This High Protein Granola recipe is great for a hearty first meal of the day because it's low in sugar, high in protein and high in flavor. It gets the bulk of its protein from hemp protein powder. It then utilizes natural sweeteners like maple syrup, chopped dates and raisins for a complex sweetness profile that won't send GI levels through the roof. Walnuts and pecans round out the crunch department in this vegan granola while providing a tasty contrast with the hemp powder.
½ cup maple syrup
½ cup canola oil
½ cup almond butter
¼ cup non-dairy milk
1 Tablespoon vanilla extract
1 teaspoon cinnamon
½ teaspoon salt
5 cups rolled oats (aka old fashioned)
1 cup hemp protein powder (or similar protein powder)
½ cup chopped walnuts
½ cup chopped pecans
1 cup chopped dates
1 cup raisins
Preheat the oven to 300F (149C). In a large bowl, whisk together the maple syrup, canola oil, almond butter, non-dairy milk, vanilla extract, cinnamon and salt
Stir in the rolled oats, followed by the protein powder, followed by the nuts and dates. Please note: Avoid using soy flour as a protein powder substitute in this recipe because of it's bitterness.

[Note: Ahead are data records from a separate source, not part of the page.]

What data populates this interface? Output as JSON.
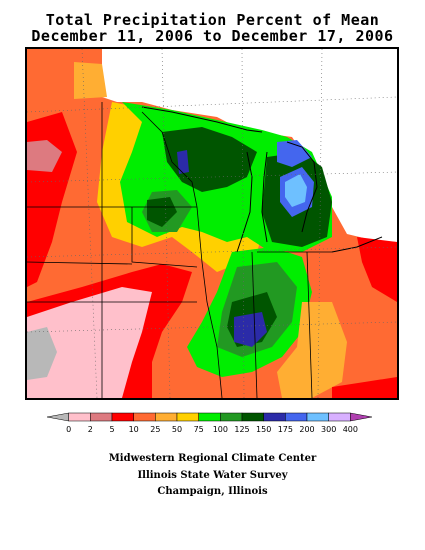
{
  "title_line1": "Total Precipitation Percent of Mean",
  "title_line2": "December 11, 2006 to December 17, 2006",
  "legend": {
    "ticks": [
      "0",
      "2",
      "5",
      "10",
      "25",
      "50",
      "75",
      "100",
      "125",
      "150",
      "175",
      "200",
      "300",
      "400"
    ],
    "colors": [
      "#b8b8b8",
      "#ffc0cb",
      "#dd7a80",
      "#ff0000",
      "#ff6a33",
      "#ffae33",
      "#ffd000",
      "#00ee00",
      "#229922",
      "#005500",
      "#2b2ba8",
      "#4466ee",
      "#6ec0ff",
      "#d8b0ff",
      "#b040b0"
    ]
  },
  "credits": {
    "line1": "Midwestern Regional Climate Center",
    "line2": "Illinois State Water Survey",
    "line3": "Champaign, Illinois"
  }
}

Place the mixture on a baking tray and spread it out flat. Bake for 30 minutes, or until the granola starts to dry. If using two baking sheets, switch racks halfway in between baking time. Remove from the oven and let cool.
Break up the bunches of granola into smaller pieces, transfer to a large bowl and stir in raisins. Transfer to a covered container. Makes about 8 cups of granola.